Diese ergeben sich aus § 397 StPO.
Durch die Verfahrensbeteiligung wird den Betroffenen die Möglichkeit eingeräumt, aktiv auf das Verfahren einzuwirken. So soll insbesondere auch sekundäre Viktimisierung verhindert werden.
Selten jedoch wird der Straftatbestand des Menschenhandels zum Anklagebestandteil. Häufiger wird seitens der Strafverfolgungsbehörden auf einfacher zu handhabende Straftatbestände wie z.B. Schleusung oder Zuhälterei nach § 180a StGB ausgewichen. Dieses Ausweichen auf andere Straftatbestände ist für den Bereich der Nebenklage nicht unproblematisch, denn sie sind nicht nebenklagefähig.
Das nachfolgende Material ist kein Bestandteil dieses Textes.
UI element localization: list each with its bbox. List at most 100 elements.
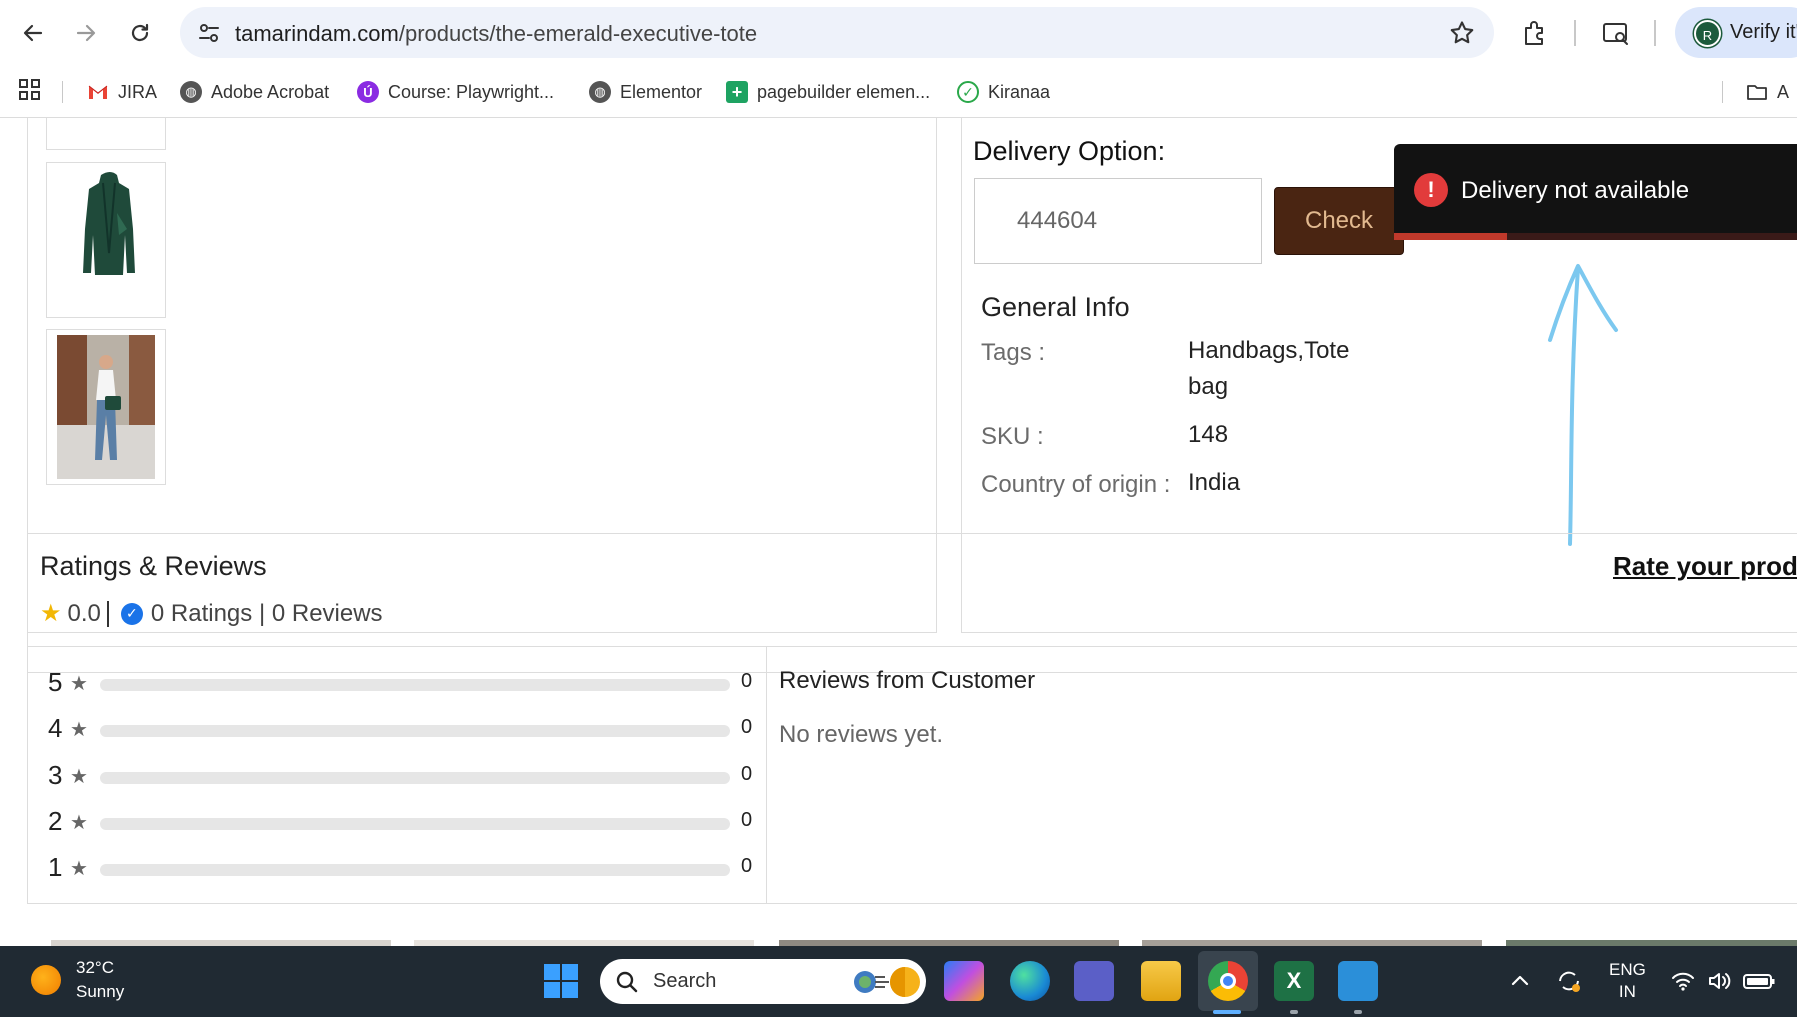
breakdown-divider: [766, 647, 767, 903]
chrome-active-tab[interactable]: [1198, 951, 1258, 1011]
product-thumbnail[interactable]: [46, 162, 166, 318]
copilot-icon[interactable]: [944, 961, 984, 1001]
info-key-sku: SKU :: [981, 423, 1044, 450]
address-bar[interactable]: tamarindam.com/products/the-emerald-exec…: [180, 7, 1494, 58]
toast-notification[interactable]: ! Delivery not available: [1394, 144, 1797, 240]
url-text[interactable]: tamarindam.com/products/the-emerald-exec…: [235, 21, 757, 47]
teams-icon[interactable]: [1074, 961, 1114, 1001]
rating-count: 0: [741, 855, 753, 877]
back-button[interactable]: [14, 14, 52, 52]
rating-bar-track: [100, 818, 730, 830]
running-indicator: [1290, 1010, 1298, 1014]
tab-search-icon[interactable]: [1600, 17, 1632, 49]
rating-stars-label: 1: [48, 852, 63, 882]
gmail-icon: [87, 81, 109, 103]
rating-count: 0: [741, 809, 753, 831]
bookmark-label: pagebuilder elemen...: [757, 81, 931, 102]
ratings-title: Ratings & Reviews: [40, 551, 267, 581]
url-domain: tamarindam.com: [235, 21, 399, 46]
reviews-title: Reviews from Customer: [779, 667, 1036, 694]
rating-row-4: 4 ★ 0: [48, 713, 758, 743]
chevron-up-icon[interactable]: [1507, 968, 1533, 994]
globe-icon: ◍: [589, 81, 611, 103]
bookmark-course-playwright[interactable]: Ú Course: Playwright...: [357, 78, 554, 106]
taskbar-search[interactable]: Search: [600, 959, 926, 1004]
ratings-summary: ★ 0.0 ✓ 0 Ratings | 0 Reviews: [40, 599, 383, 628]
language-indicator[interactable]: ENG IN: [1609, 959, 1646, 1003]
pincode-input[interactable]: [974, 178, 1262, 264]
star-icon: ★: [70, 766, 88, 788]
general-info-title: General Info: [981, 292, 1130, 322]
globe-icon: ◍: [180, 81, 202, 103]
rating-row-5: 5 ★ 0: [48, 667, 758, 697]
reviews-empty-message: No reviews yet.: [779, 721, 944, 748]
site-settings-icon[interactable]: [196, 20, 222, 46]
bookmark-label: Adobe Acrobat: [211, 81, 330, 102]
bookmark-star-icon[interactable]: [1448, 19, 1476, 47]
windows-start-icon[interactable]: [543, 963, 579, 999]
apps-grid-icon[interactable]: [18, 78, 42, 102]
reload-icon: [131, 23, 149, 42]
excel-icon[interactable]: X: [1274, 961, 1314, 1001]
arrow-left-icon: [23, 24, 43, 42]
product-thumbnail[interactable]: [46, 329, 166, 485]
verified-badge-icon: ✓: [120, 602, 143, 625]
average-rating: 0.0: [67, 599, 101, 627]
info-value-sku: 148: [1188, 421, 1229, 448]
sync-icon[interactable]: [1556, 968, 1582, 994]
info-value-tags: Handbags,Tote bag: [1188, 337, 1350, 400]
toolbar-separator: [1574, 20, 1576, 46]
info-key-tags: Tags :: [981, 339, 1046, 366]
star-icon: ★: [70, 673, 88, 695]
search-icon: [616, 971, 638, 993]
bookmark-jira[interactable]: JIRA: [87, 78, 157, 106]
url-path: /products/the-emerald-executive-tote: [398, 21, 758, 46]
bookmark-elementor[interactable]: ◍ Elementor: [589, 78, 702, 106]
check-delivery-button[interactable]: Check: [1274, 187, 1404, 255]
bookmark-separator: [1722, 81, 1723, 103]
active-app-indicator: [1213, 1010, 1241, 1014]
rating-row-1: 1 ★ 0: [48, 852, 758, 882]
bookmark-kiranaa[interactable]: ✓ Kiranaa: [957, 78, 1050, 106]
wifi-icon[interactable]: [1670, 968, 1696, 994]
windows-taskbar: 32°C Sunny Search X ENG IN: [0, 946, 1797, 1017]
error-icon: !: [1414, 173, 1448, 207]
profile-button[interactable]: R Verify it's: [1675, 7, 1797, 58]
toolbar-separator: [1654, 20, 1656, 46]
product-thumbnail[interactable]: [46, 118, 166, 150]
search-highlight-icon: [854, 967, 920, 997]
edge-icon[interactable]: [1010, 961, 1050, 1001]
toast-message: Delivery not available: [1461, 177, 1690, 204]
bookmark-pagebuilder[interactable]: + pagebuilder elemen...: [726, 78, 930, 106]
region-code: IN: [1618, 982, 1636, 1001]
sun-icon[interactable]: [31, 965, 61, 995]
folder-icon: [1746, 81, 1768, 103]
reload-button[interactable]: [121, 14, 159, 52]
star-icon: ★: [70, 719, 88, 741]
annotation-arrow: [1548, 264, 1618, 546]
rating-stars-label: 3: [48, 760, 63, 790]
rate-product-link[interactable]: Rate your prod: [1613, 551, 1797, 582]
extensions-icon[interactable]: [1519, 17, 1551, 49]
rating-bar-track: [100, 772, 730, 784]
bookmark-separator: [62, 81, 63, 103]
bookmark-adobe-acrobat[interactable]: ◍ Adobe Acrobat: [180, 78, 329, 106]
rating-bar-track: [100, 864, 730, 876]
rating-count: 0: [741, 716, 753, 738]
bookmark-label: Elementor: [620, 81, 703, 102]
bookmark-folder[interactable]: A: [1746, 78, 1789, 106]
info-key-country: Country of origin :: [981, 471, 1171, 498]
star-icon: ★: [70, 812, 88, 834]
file-explorer-icon[interactable]: [1141, 961, 1181, 1001]
rating-stars-label: 4: [48, 713, 63, 743]
bookmark-label: Course: Playwright...: [388, 81, 555, 102]
forward-button[interactable]: [67, 14, 105, 52]
notepad-icon[interactable]: [1338, 961, 1378, 1001]
battery-icon[interactable]: [1742, 968, 1776, 994]
weather-condition[interactable]: Sunny: [76, 982, 124, 1002]
chrome-icon: [1208, 961, 1248, 1001]
weather-temperature[interactable]: 32°C: [76, 958, 114, 978]
rating-bar-track: [100, 679, 730, 691]
volume-icon[interactable]: [1706, 968, 1732, 994]
rating-stars-label: 2: [48, 806, 63, 836]
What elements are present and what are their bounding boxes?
Zu prüfen und zu befürworten ist in solchen Fällen die Beiordnung eines Rechtsbeistandes nach § 406f StPO. Dieser Beistand hat allerdings nicht dieselben Befugnisse wie ein*e Nebenklagevertreter*in. Mit Zustimmung der Staatsanwaltschaft kann auch Zeug*innen nach § 68 StPO ein anwaltlicher Beistand beigeordnet werden. Dieser kann die Zeug*innen jedoch lediglich über ihre Rechte und Pflichten im Verfahren aufklären und erhält eine sehr geringe Bezahlung.
Wenn Betroffenen vorgeworfen wird, selbst strafbare Handlungen begangen zu haben, z. B. Verstöße gegen das Aufenthaltsgesetz, dann kann die Staatsanwaltschaft gemäß § 154c Abs. 2 StPO von der Verfolgung eines von der Betroffenen selbst begangenen Vergehens absehen. Voraussetzung ist, dass die Straftat erst durch die Anzeige der*des Betroffenen hinsichtlich Menschenhandels bekannt wird. Die Entscheidung der Einstellung im Ermessen der Staatsanwaltschaft. Sie hat zu prüfen, ob wegen der Schwere der Tat eine Sühne unerlässlich ist.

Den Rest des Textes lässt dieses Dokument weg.